ByteMatcher : a tool for semantic equivalence of bytecode through symbolic execution

Automated analysis of computer programs is a powerful tool in the arsenal of software developers. In the last decades, researchers presented numerous techniques to extract useful information from software. Some examples are tools to generate high-coverage tests, analyze execution flows to find unreachable code or detect vulnerabilities from known patterns. Nevertheless, being able to check whether two pieces of code are semantically equivalent is still an open challenge. This thesis presents ByteMatcher, a tool that employs the dynamic analysis technique known as symbolic execution to decide on the semantic equivalence of two bytecodes (fragments of compiled programs). This problem is generally undecidable, however it becomes solvable when faced under specific assumptions. ByteMatcher implements state-of-the-art approaches to face the four main challenges of symbolic execution: symbolic memory accesses, environment interactions, state space explosion, and symbolic constraints resolution. The most innovative contribution of this work is a technique that allows developers to compare the results of the execution of two bytecodes to know whether they are semantically equivalent. Developers have complete control over the sensitivity of ByteMatcher and can choose among four levels of equivalence to affect how the algorithm performs the comparison. On top of that, ByteMatcher can detect (possible) buffer overflow vulnerabilities by analyzing patterns in memory accesses during the symbolic execution of a bytecode. ByteMatcher was tested on bytecodes sampled from real-world programs. In particular, to validate the ability to detect semantic equivalence, ByteMatcher performed more than 160 000 comparisons extracted from 431 GitHub repositories. ByteMatcher can distinguish between equivalent and non-equivalent bytecodes with 81.16% of accuracy and 78.71% of F1-score. To test the functionality of buffer overflow detection, ByteMatcher executed more than 20 000 bytecodes sampled from the 116 challenge binaries of the DARPA’s CGC qualifying event. This experiment showed that ByteMatcher can detect 5 different types of vulnerabilities (according to the CWE standard), providing predictions with 66.38% of accuracy and 65.49% of F1-score.

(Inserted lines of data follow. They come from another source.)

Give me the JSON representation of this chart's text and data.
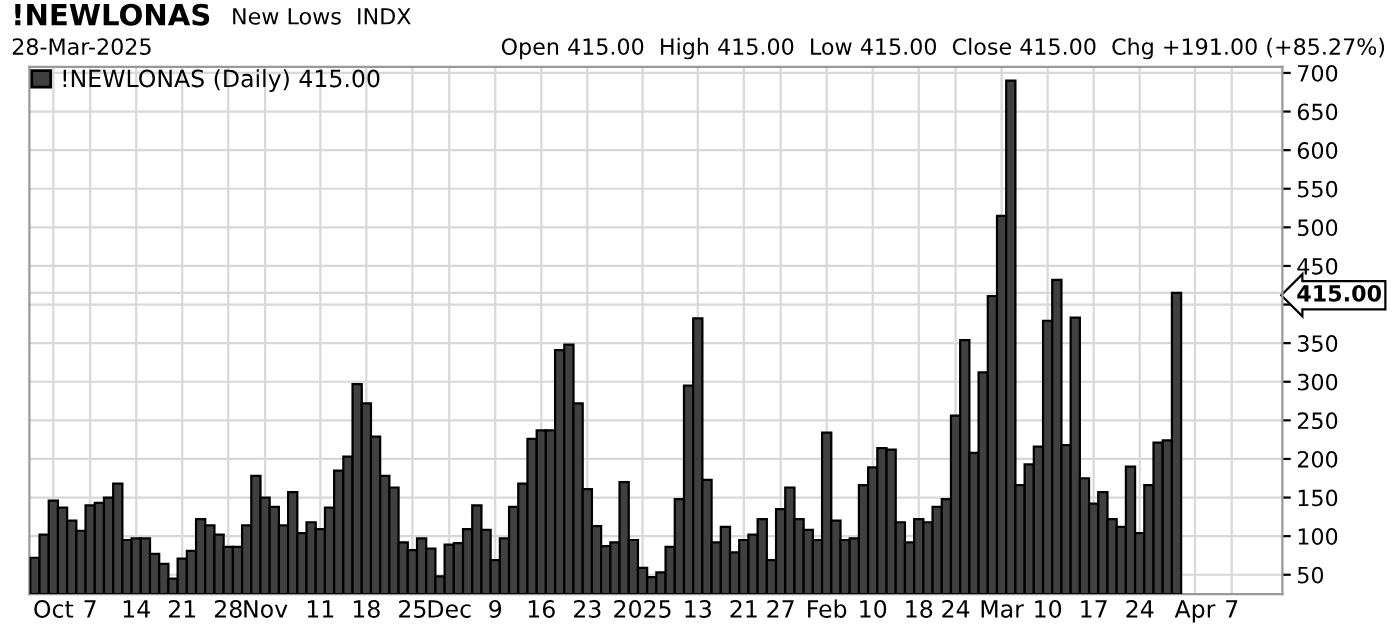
{
  "chart_data": {
    "type": "bar",
    "title": "!NEWLONAS",
    "subtitle": "New Lows  INDX",
    "annotations": [
      "28-Mar-2025",
      "Open 415.00  High 415.00  Low 415.00  Close 415.00  Chg +191.00 (+85.27%)"
    ],
    "categories": [
      null,
      null,
      "Oct",
      null,
      null,
      null,
      "7",
      null,
      null,
      null,
      null,
      "14",
      null,
      null,
      null,
      null,
      "21",
      null,
      null,
      null,
      null,
      "28",
      null,
      null,
      null,
      "Nov",
      null,
      null,
      null,
      null,
      null,
      "11",
      null,
      null,
      null,
      null,
      "18",
      null,
      null,
      null,
      null,
      "25",
      null,
      null,
      null,
      "Dec",
      null,
      null,
      null,
      null,
      "9",
      null,
      null,
      null,
      null,
      "16",
      null,
      null,
      null,
      null,
      "23",
      null,
      null,
      null,
      null,
      null,
      "2025",
      null,
      null,
      null,
      null,
      null,
      "13",
      null,
      null,
      null,
      null,
      "21",
      null,
      null,
      null,
      "27",
      null,
      null,
      null,
      null,
      "Feb",
      null,
      null,
      null,
      null,
      "10",
      null,
      null,
      null,
      null,
      "18",
      null,
      null,
      null,
      "24",
      null,
      null,
      null,
      null,
      "Mar",
      null,
      null,
      null,
      null,
      "10",
      null,
      null,
      null,
      null,
      "17",
      null,
      null,
      null,
      null,
      "24",
      null,
      null,
      null,
      null,
      null,
      "Apr",
      null,
      null,
      null,
      "7",
      null,
      null,
      null,
      null,
      null
    ],
    "series": [
      {
        "name": "!NEWLONAS (Daily) 415.00",
        "color": "#404040",
        "values": [
          72,
          102,
          146,
          137,
          120,
          107,
          140,
          143,
          150,
          168,
          95,
          97,
          97,
          77,
          64,
          45,
          71,
          81,
          122,
          114,
          102,
          86,
          86,
          114,
          178,
          150,
          138,
          114,
          157,
          104,
          118,
          109,
          137,
          185,
          203,
          297,
          272,
          229,
          178,
          163,
          92,
          82,
          97,
          84,
          48,
          89,
          91,
          109,
          140,
          108,
          69,
          97,
          138,
          168,
          226,
          237,
          237,
          341,
          348,
          272,
          161,
          113,
          87,
          92,
          170,
          95,
          59,
          47,
          53,
          86,
          148,
          295,
          382,
          173,
          92,
          112,
          79,
          95,
          102,
          122,
          69,
          135,
          163,
          122,
          108,
          95,
          234,
          120,
          95,
          97,
          166,
          189,
          214,
          212,
          118,
          92,
          122,
          118,
          138,
          148,
          256,
          354,
          208,
          312,
          411,
          515,
          690,
          166,
          193,
          216,
          379,
          432,
          218,
          383,
          175,
          142,
          157,
          122,
          112,
          190,
          104,
          166,
          221,
          224,
          415,
          null,
          null,
          null,
          null,
          null,
          null,
          null,
          null,
          null,
          null,
          null
        ]
      }
    ],
    "ylim": [
      25,
      708
    ],
    "yticks": [
      50,
      100,
      150,
      200,
      250,
      300,
      350,
      {
        "value": 400,
        "label": null
      },
      {
        "value": 415,
        "label": "415.00"
      },
      450,
      500,
      550,
      600,
      650,
      700
    ],
    "grid": true,
    "legend": "top left"
  }
}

L’analisi automatizzata di programmi informatici è un potente strumento nell’arsenale degli sviluppatori software. Negli ultimi decenni, i ricercatori hanno presentato numerose tecniche per estrarre informazioni utili dai software. Alcuni esempi sono strumenti per generare test ad alta copertura, analizzare flussi di esecuzione per trovare codice irraggiungibile o rilevare vulnerabilità a partire da pattern noti. Tuttavia, essere in grado di verificare se due codici sono semanticamente equivalenti è ancora una sfida aperta. Questa tesi presenta ByteMatcher, uno strumento che impiega la tecnica di analisi dinamica nota come esecuzione simbolica per decidere l’equivalenza di due bytecode (frammenti di programmi compilati). Questo problema è generalmente indecidibile, tuttavia diventa risolvibile se affrontato sotto ipotesi specifiche. Questo strumento implementa approcci all’avanguardia per affrontare le quattro sfide principali dell’esecuzione simbolica: accessi simbolici alla memoria, interazioni con l’ambiente, esplosione dello spazio degli stati e risoluzione dei vincoli simbolici. Il contributo più innovativo di questa tesi è una tecnica che consente agli sviluppatori di confrontare i risultati dell’esecuzione di due bytecode per sapere se sono equivalenti. Gli sviluppatori hanno il completo controllo sulla sensibilità di ByteMatcher e possono scegliere tra quattro livelli di equivalenza per influenzare il modo in cui l’algoritmo esegue il confronto. Inoltre, ByteMatcher può rilevare (possibili) vulnerabilità di buffer overflow analizzando i pattern negli accessi in memoria durante l’esecuzione simbolica di un bytecode. ByteMatcher è stato testato su bytecode campionati da programmi reali. In particolare, per convalidare la capacità di rilevare l’equivalenza semantica, ByteMatcher ha eseguito più di 160 000 confronti generati da 431 repository GitHub. ByteMatcher può distinguere tra bytecode equivalenti e non equivalenti con 81.16% di accuratezza e 78.71% di F1-score. Per testare la funzionalità di rilevamento dei buffer overflow, ByteMatcher ha eseguito più di 20 000 bytecode presi dai binari della fase di qualifica del CGC organizzato dalla DARPA. Questo esperimento ha dimostrato che ByteMatcher può rilevare 5 diversi tipi di vulnerabilità (secondo lo standard CWE), fornendo previsioni con 66.38% di accuratezza e 65.49% di F1-score.